A monorepo with 50 active agents will spend 80% of its agent-time on agents that should be Haiku. Audit your ~/.claude/agents/ directory once a quarter; most operators discover three or four agents that have been quietly running on Opus for no reason.

Writing the system prompt body

The Markdown body is the agent's standing instructions. Three patterns produce agents that actually work:

Pattern 1: Lead with the role, not the steps. "You are a JSON Schema validator" is a stronger first sentence than "When invoked, do the following\u2026". The role frames every downstream judgment call.

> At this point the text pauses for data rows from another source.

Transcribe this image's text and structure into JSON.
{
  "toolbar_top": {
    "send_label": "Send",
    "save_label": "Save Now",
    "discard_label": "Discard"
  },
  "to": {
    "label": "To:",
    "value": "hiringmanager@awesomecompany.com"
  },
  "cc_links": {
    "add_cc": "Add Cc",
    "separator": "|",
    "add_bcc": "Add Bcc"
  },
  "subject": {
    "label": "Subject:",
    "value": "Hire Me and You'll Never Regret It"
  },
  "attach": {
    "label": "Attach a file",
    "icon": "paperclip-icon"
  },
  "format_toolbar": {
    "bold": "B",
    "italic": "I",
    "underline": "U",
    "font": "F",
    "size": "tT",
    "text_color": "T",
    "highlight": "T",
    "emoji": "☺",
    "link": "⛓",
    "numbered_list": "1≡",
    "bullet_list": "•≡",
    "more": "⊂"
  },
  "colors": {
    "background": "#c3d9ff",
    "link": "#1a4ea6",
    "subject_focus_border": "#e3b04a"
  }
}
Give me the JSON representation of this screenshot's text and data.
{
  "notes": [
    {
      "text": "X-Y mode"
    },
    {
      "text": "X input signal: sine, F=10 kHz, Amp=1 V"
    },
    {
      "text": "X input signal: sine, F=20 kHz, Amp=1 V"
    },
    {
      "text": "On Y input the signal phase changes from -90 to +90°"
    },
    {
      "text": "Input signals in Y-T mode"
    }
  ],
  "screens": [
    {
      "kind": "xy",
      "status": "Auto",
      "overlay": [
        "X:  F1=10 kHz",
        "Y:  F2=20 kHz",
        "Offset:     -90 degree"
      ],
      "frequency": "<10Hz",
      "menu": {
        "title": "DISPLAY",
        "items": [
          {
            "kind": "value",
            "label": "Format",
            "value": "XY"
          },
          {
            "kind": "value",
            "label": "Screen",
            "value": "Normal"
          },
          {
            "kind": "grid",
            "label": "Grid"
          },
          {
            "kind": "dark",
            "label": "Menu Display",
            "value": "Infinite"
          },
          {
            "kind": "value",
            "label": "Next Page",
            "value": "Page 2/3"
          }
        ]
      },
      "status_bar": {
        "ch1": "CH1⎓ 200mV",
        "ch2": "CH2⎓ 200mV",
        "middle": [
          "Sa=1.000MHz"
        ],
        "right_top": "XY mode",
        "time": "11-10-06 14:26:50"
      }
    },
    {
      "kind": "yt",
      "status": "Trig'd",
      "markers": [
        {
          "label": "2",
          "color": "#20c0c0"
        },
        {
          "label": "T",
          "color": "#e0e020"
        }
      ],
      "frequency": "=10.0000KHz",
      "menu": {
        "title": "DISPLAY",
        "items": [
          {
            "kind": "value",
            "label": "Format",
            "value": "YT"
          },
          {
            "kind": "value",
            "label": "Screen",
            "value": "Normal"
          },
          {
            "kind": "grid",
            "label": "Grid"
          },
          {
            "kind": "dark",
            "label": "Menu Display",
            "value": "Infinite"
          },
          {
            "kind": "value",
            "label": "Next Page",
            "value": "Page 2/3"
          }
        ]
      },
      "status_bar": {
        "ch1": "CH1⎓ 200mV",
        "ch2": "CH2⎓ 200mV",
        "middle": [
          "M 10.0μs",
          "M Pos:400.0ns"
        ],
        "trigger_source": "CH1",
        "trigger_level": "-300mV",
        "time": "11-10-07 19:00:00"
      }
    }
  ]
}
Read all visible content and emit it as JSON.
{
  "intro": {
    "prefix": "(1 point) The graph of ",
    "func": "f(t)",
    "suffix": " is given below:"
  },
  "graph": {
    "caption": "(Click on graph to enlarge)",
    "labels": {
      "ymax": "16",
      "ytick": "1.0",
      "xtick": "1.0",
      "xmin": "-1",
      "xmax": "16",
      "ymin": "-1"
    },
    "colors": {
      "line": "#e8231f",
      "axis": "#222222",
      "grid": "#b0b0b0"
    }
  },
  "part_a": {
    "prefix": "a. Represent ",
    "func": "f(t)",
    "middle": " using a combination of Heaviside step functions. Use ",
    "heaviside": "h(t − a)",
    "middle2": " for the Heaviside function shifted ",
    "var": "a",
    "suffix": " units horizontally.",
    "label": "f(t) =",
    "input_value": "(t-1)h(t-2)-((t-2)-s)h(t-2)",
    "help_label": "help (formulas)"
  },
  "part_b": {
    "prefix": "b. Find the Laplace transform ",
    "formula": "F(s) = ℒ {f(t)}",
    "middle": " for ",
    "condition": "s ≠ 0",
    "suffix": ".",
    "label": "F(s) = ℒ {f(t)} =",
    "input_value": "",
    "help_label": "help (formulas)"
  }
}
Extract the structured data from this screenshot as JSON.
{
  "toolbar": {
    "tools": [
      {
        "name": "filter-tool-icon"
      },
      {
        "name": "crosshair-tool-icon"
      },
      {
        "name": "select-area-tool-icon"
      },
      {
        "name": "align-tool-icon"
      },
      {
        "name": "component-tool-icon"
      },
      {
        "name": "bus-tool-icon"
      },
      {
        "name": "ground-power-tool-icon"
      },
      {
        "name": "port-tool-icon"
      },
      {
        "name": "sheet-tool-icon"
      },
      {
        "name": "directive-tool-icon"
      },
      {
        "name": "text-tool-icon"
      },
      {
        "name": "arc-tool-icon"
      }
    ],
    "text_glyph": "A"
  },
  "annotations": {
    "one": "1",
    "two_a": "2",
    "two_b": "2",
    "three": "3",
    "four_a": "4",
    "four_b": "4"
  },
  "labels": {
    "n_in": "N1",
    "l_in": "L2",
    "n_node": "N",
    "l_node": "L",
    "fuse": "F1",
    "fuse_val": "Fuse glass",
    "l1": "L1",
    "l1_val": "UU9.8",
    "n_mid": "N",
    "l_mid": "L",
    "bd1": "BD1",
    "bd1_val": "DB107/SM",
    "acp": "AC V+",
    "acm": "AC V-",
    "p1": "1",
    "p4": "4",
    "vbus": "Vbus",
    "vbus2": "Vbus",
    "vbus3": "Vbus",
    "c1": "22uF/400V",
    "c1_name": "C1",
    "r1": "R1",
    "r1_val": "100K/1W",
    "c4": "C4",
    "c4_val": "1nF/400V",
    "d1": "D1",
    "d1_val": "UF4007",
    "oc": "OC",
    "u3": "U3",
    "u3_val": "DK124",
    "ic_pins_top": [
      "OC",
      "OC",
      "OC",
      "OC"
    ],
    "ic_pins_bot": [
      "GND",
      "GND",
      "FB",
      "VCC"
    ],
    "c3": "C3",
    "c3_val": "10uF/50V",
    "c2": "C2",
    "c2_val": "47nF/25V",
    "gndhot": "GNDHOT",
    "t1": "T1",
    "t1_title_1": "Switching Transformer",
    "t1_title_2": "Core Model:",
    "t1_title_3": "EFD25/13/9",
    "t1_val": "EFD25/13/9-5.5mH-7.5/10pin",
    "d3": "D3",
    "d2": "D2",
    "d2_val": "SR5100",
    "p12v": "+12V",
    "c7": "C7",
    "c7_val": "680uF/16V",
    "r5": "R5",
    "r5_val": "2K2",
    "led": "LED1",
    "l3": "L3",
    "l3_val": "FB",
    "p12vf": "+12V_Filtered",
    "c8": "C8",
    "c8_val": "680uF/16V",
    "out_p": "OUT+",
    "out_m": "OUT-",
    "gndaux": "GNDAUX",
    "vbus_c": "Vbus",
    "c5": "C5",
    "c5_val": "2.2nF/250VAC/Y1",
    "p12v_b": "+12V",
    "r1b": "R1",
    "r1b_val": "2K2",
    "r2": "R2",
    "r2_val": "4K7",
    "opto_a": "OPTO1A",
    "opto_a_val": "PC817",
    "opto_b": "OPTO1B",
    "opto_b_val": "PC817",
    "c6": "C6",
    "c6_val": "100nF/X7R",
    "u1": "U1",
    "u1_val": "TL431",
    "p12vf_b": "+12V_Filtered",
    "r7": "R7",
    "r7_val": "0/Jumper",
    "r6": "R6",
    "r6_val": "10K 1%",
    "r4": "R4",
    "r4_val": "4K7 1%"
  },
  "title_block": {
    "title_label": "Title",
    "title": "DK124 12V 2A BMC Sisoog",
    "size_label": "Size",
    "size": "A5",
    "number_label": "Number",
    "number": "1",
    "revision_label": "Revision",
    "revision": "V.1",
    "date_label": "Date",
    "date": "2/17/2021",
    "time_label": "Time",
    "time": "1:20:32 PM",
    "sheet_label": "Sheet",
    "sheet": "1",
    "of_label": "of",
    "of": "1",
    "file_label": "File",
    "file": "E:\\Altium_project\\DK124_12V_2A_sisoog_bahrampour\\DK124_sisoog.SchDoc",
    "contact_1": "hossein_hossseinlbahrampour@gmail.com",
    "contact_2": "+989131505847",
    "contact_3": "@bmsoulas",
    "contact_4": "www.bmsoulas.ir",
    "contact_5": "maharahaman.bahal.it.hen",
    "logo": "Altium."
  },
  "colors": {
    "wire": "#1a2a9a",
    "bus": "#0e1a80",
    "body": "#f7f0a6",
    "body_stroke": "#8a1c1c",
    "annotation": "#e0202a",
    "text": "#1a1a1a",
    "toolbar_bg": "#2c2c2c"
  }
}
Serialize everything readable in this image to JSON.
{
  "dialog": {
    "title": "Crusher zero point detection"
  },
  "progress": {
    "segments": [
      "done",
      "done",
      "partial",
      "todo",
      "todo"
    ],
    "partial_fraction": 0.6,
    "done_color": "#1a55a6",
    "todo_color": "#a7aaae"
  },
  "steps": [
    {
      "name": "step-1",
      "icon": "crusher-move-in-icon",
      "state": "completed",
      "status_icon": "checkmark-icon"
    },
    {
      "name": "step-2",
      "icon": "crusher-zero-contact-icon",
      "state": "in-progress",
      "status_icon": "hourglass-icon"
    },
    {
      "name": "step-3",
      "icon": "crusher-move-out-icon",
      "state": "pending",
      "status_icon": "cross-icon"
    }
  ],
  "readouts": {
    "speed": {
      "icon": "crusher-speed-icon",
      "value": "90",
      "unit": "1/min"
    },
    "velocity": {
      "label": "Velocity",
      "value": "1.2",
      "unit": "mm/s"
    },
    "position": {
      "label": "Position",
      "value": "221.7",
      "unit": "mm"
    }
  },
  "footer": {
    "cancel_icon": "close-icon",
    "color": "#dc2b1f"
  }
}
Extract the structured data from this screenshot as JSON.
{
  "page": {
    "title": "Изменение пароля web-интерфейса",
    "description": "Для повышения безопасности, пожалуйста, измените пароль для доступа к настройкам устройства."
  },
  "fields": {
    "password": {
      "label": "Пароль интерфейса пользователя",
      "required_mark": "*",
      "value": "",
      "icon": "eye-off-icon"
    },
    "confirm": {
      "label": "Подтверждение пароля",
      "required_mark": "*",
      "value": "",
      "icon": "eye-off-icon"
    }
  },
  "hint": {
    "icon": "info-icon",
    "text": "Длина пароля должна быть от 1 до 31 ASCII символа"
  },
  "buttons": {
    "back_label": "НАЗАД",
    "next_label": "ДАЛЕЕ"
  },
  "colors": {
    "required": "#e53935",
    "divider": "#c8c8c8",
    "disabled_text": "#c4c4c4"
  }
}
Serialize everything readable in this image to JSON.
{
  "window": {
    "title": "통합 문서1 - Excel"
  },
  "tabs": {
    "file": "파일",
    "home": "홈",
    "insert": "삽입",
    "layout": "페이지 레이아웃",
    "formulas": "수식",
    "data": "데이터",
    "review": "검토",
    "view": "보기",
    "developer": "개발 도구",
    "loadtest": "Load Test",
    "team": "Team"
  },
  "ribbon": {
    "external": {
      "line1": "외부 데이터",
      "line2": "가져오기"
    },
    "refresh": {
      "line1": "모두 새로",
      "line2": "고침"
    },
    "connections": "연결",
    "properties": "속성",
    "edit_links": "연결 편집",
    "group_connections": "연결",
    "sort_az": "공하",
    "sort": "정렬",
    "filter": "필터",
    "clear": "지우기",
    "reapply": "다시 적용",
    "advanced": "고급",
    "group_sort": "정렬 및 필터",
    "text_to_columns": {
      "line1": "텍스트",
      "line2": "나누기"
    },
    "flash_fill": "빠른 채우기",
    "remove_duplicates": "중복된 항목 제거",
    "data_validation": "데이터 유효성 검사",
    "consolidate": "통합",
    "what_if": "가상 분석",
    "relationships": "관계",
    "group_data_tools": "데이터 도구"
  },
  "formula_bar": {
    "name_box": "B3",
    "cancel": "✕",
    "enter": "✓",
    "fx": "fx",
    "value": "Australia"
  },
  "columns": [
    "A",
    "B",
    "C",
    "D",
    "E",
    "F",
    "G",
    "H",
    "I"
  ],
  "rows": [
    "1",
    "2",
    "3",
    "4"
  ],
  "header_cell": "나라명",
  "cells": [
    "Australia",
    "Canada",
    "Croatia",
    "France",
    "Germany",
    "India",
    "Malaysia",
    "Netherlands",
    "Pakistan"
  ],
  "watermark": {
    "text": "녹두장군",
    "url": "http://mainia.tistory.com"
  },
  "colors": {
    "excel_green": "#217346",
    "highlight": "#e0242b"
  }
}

Pattern 2: State the report shape explicitly. Agents that are told "report findings as a punch list, file:line per item, under 200 words" produce reports the parent can actually use. Agents that aren't told the shape produce essays.

Pattern 3: Document failure modes the agent should refuse. If your db-migration-runner agent should never run a migration without a backup, say so in the body, in capital letters, with the WHY. Subagents read their system prompt the way humans read laws \u2014 they look for loopholes when ambiguous.

A 40-line agent body that nails these three patterns outperforms a 300-line one that buries the role in step 4.

When NOT to write an agent

Skip the agent and inline the work in the parent context if any of these hold:

  • The task takes one tool call. Spawning a subagent costs a context-switch round-trip; one-shot tool calls don't earn it back.
  • The parent needs to chain multiple decisions on the result. Subagent results come back as a single message; if you need to iterate, keep it in the parent.
  • The work needs the parent's full conversation history as context. Subagents start fresh \u2014 they don't see what came before.

The rough heuristic: if the work is an investigation that ends in a summary, agent. If the work is one decision feeding the next, parent.

A concrete migration example

Here's what moving a slash command to an agent looks like in practice. The before:

your_project/.claude/commands/audit-tests.md  (380 lines)
  \u2192 reads 12 files
  \u2192 greps for 6 patterns
  \u2192 produces a 400-word report
  \u2192 pollutes parent context with all the intermediate output

The after \u2014 a 60-line agent + a 4-line slash command:

# your_project/.claude/agents/test-auditor.md
---
name: test-auditor
description: Audits test coverage, flags untested public APIs, reports as punch list.
tools: Read, Grep, Glob
model: sonnet
---

You audit test coverage in this repo... [55 lines of role + report shape]
# your_project/.claude/commands/audit-tests.md
Launch the `test-auditor` agent. Pass through any path arguments the user
supplied. Surface the agent's report verbatim.

Parent context stays clean, agent gets a least-privilege toolset, and the slash command becomes the user-facing button without owning the implementation.

Summary signals to watch for

You're using agent definitions well when: your .claude/agents/ directory has more files than your .claude/commands/ directory, most of those agents declare a tools allowlist, parent context windows stay small even on multi-hour sessions, and project-scoped agents dominate over user-scoped ones for repo-specific work.

If you're seeing the opposite \u2014 bloated commands, unrestricted tools, subagent-shaped work running in the parent \u2014 start with the three biggest commands and convert them this week. The pattern catches on fast once you see what a clean parent context feels like.